The shirts are interwoven with a set of sensors that track heart rate, breathing rate, breathing depth, activity intensity, steps walked, calories burned, and heart rate variability. Data is transmitted from the shirts' sensors to a small "black box" that users are asked to clip onto their shirt, which in turn relays the information to a companion iOS app via a Bluetooth 4.0 signal.
Vital signs are collated by the app and are tracked by "RPM" and "Fuel" gauges. OMSignal says that the Fuel gauge tells users how much energy their body has left, while the RPM gauge visualizes their current level of focus and physical stress.
While wearing the shirt, the app will alert users when certain parameters run out of healthy norms. Gym goers might receive a notification that their breathing is too shallow, for example, while office workers might be reminded to get up and stretch if they have been sitting for too long.
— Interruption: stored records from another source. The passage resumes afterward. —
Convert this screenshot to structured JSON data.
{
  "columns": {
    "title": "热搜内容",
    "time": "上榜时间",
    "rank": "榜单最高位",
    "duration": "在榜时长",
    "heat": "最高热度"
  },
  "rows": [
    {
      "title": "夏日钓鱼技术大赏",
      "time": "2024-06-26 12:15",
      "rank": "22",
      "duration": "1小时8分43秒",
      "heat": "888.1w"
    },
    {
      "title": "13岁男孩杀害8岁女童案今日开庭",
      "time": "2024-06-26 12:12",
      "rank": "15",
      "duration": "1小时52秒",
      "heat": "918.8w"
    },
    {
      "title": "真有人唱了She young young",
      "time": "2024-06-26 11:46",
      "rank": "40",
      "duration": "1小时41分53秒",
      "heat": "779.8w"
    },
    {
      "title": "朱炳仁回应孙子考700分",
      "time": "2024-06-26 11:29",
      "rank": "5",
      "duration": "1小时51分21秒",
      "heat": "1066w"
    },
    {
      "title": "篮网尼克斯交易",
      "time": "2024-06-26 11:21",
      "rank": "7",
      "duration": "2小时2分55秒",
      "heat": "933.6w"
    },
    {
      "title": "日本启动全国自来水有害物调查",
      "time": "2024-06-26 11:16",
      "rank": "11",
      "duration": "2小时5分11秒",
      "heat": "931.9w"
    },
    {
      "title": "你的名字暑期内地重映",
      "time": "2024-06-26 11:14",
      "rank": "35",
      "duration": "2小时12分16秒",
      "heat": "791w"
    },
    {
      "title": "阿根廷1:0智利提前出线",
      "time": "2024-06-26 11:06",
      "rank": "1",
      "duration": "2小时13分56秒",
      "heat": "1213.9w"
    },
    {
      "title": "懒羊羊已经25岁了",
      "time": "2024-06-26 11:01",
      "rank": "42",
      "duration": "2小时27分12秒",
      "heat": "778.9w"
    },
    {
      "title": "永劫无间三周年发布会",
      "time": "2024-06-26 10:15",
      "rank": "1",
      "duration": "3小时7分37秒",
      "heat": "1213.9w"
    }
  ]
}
According to OMSignal, the black box is good for up to 30 hours of activity tracking between recharges. The shirts themselves are not powered, and they are machine washable — though the black box is merely "water resistant" and will deflect sweat and light rain, though it should not be worn while swimming.
OMsignal shirts are available for pre-order directly from the manufacturer and are slated to ship this summer. A single long-sleeved shirt and black box set comes in at $199, while sleeveless and short sleeved versions are also available.